Ayrıca “yaklaşmayınız” ifadesini “yakin elde edemezsiniz” olarak düşünürsek, o halde “benlik sarhoşluğu ile namaz kılarsanız yakin elde edemezsiniz ” olarak düşünmemiz gerekir “zan” ediyorum!..
Üstad
-Sarhoşken namazın mümkün olamayacağına işaret ediliyor…
“SARHOŞ” olmanın ne demek olduğunu anlarsak, o durumda iken namazın mümkün olamayacağını, namaz Mi`râc olduğuna göre bunun da yaşanamayacağını farketmiş oluruz…
- Soru
-Üstadım.. Namaz Mi’âc ise, cemaatle namaz kılmak ne demektir acaba ?..
Üstad
-Çoklukta Bir’liğin yaşanması.
- Soru
-Üstadım, zikir çeken birisi anlamını bilsin veya bilmesin , anlasın veya anlamasın beyinde açılım oluyor; ama namaz ve diğer ibadetler adı altındaki zikirleri gerçek mânâda yapmadığınız takdirde sadece hanenize sevap olarak işlenir diye biliyoruz , bu durumda neden parelellik yok?..
Üstad
-Kelime zikrinde süreklilik var aynı kelime frekansı üzerine… ötekisinde ise bir defalık okuma var bir sûreyi… Bu yüzden de hergün belli bir oranda yapılan Esmâ zikri kadar netice vermez.
BAKARA 2-3 işte onlar gayblarındaki (algılayamadıkları) hakikate (Nefslerinin Allah Esma`sının anlamlarının bir terkip-bileşimi şeklinde meydana geldiğine) iman ederler, salatı ikame ederler (fiilen eda yanı sıra anlamını yaşarlar) ve kendilerine verdiğimiz maddi-manevi yaşam gıdasından Allah adına karşılıksız paylaşırlar.
BAKARA 2-43 Salatı ikame edin (afaki ve enfüsi yönelişi yaşayın), zekatı (size bağışlananın bir kısmını karşılıksız) verin; rüku edenlerle beraber rüku edin. (Varlığınızdaki Allah Esma`sının azametini hissedip, tespih edin ve bunun nefsin hakikati olan Muhit tarafından algılandığını, rükudan kalkıp “semiAllahu……” derken fark edin.)
BAKARA 2-45 (Varlığınızdaki Esma kuvvesine dayanarak) sabredin ve ona yönelerek (salat ile) yardım isteyin. Allah`a haşyet duymayanın benliğine kesinlikle bu iş ağır gelir!

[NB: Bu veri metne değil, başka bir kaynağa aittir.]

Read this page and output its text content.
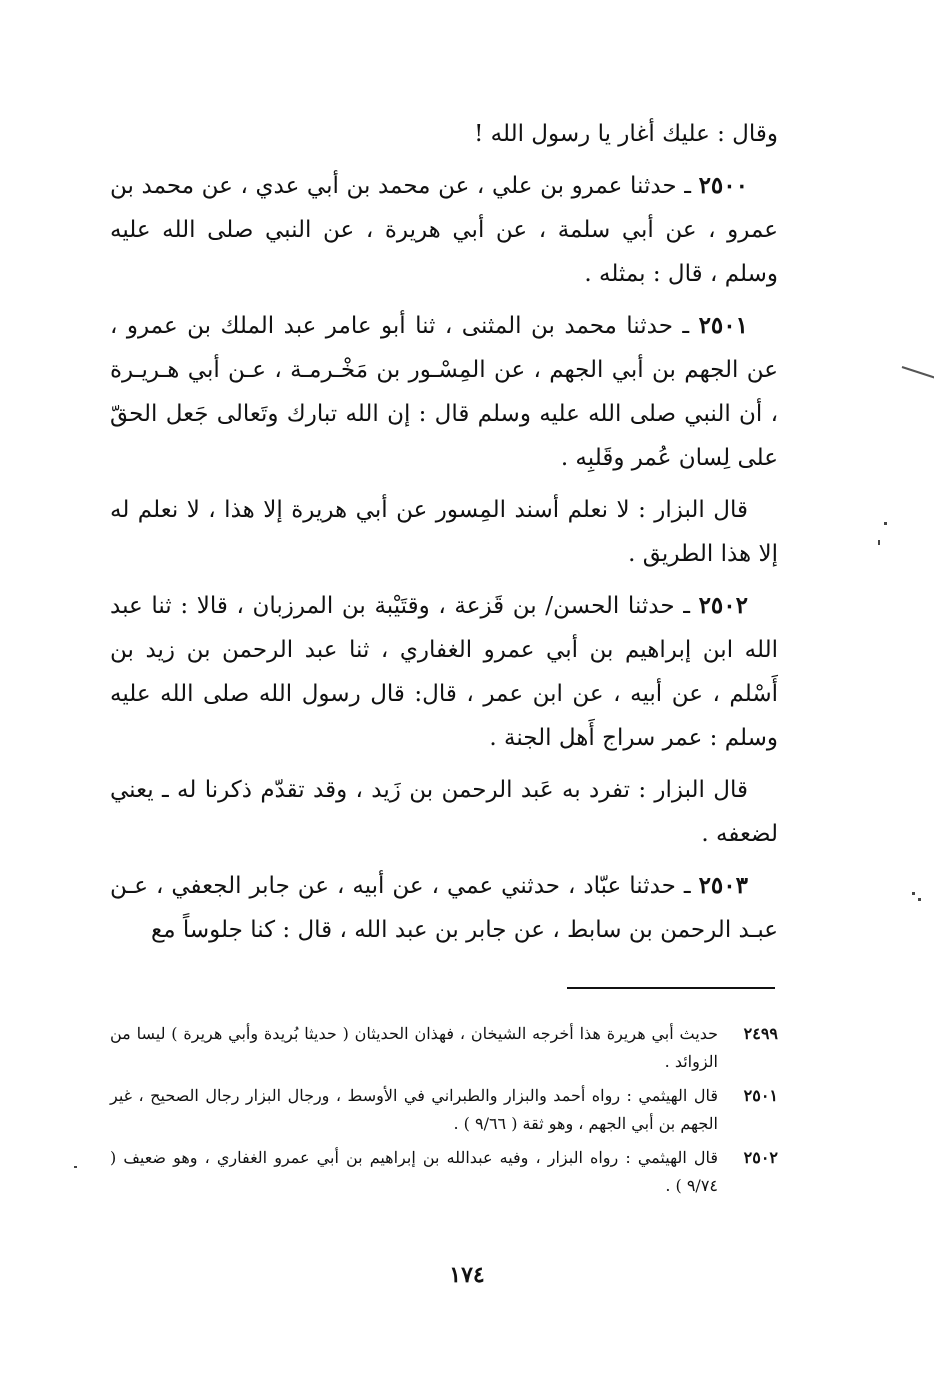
وقال : عليك أغار يا رسول الله !

٢٥٠٠ ـ حدثنا عمرو بن علي ، عن محمد بن أبي عدي ، عن محمد بن عمرو ، عن أبي سلمة ، عن أبي هريرة ، عن النبي صلى الله عليه وسلم ، قال : بمثله .

٢٥٠١ ـ حدثنا محمد بن المثنى ، ثنا أبو عامر عبد الملك بن عمرو ، عن الجهم بن أبي الجهم ، عن المِسْـور بن مَخْـرمـة ، عـن أبي هـريـرة ، أن النبي صلى الله عليه وسلم قال : إن الله تبارك وتَعالى جَعل الحقّ على لِسان عُمر وقَلبِه .

قال البزار : لا نعلم أسند المِسور عن أبي هريرة إلا هذا ، لا نعلم له إلا هذا الطريق .

٢٥٠٢ ـ حدثنا الحسن/ بن قَزعة ، وقتَيْبة بن المرزبان ، قالا : ثنا عبد الله ابن إبراهيم بن أبي عمرو الغفاري ، ثنا عبد الرحمن بن زيد بن أَسْلم ، عن أبيه ، عن ابن عمر ، قال: قال رسول الله صلى الله عليه وسلم : عمر سراج أَهل الجنة .

قال البزار : تفرد به عَبد الرحمن بن زَيد ، وقد تقدّم ذكرنا له ـ يعني لضعفه .

٢٥٠٣ ـ حدثنا عبّاد ، حدثني عمي ، عن أبيه ، عن جابر الجعفي ، عـن عبـد الرحمن بن سابط ، عن جابر بن عبد الله ، قال : كنا جلوساً مع

٢٤٩٩
حديث أبي هريرة هذا أخرجه الشيخان ، فهذان الحديثان ( حديثا بُريدة وأبي هريرة ) ليسا من الزوائد .
٢٥٠١
قال الهيثمي : رواه أحمد والبزار والطبراني في الأوسط ، ورجال البزار رجال الصحيح ، غير الجهم بن أبي الجهم ، وهو ثقة ( ٩/٦٦ ) .
٢٥٠٢
قال الهيثمي : رواه البزار ، وفيه عبدالله بن إبراهيم بن أبي عمرو الغفاري ، وهو ضعيف ( ٩/٧٤ ) .
١٧٤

BAKARA 2-110 Siz salatı ikame edin (Allah`a yönelişinizi zahiren ve batınen hakkıyla yapın) ve zekatı verin (Allah`ın size ihsanından bir kısmını karşılıksız paylaşın ihtiyacı olanlara)… Ne hayır yaparsanız, Allah indinde onu bulursunuz… Muhakkak ki Allah (varlığınızı oluşturan Esma`sıyla) Basir`dir yaptıklarınıza.
BAKARA 2-153 Ey iman edenler, hakikatinizin açığa çıkartacağı sabır (dayanma kuvvesi) ve salat (hakikatiniz olan Esma mertebesine yönelişin getirisi olan müşahede ile) yardım isteyin. Muhakkak ki Allah sabredenlerledir (Es Sabur Esma`sıyla-maiyet sırrı).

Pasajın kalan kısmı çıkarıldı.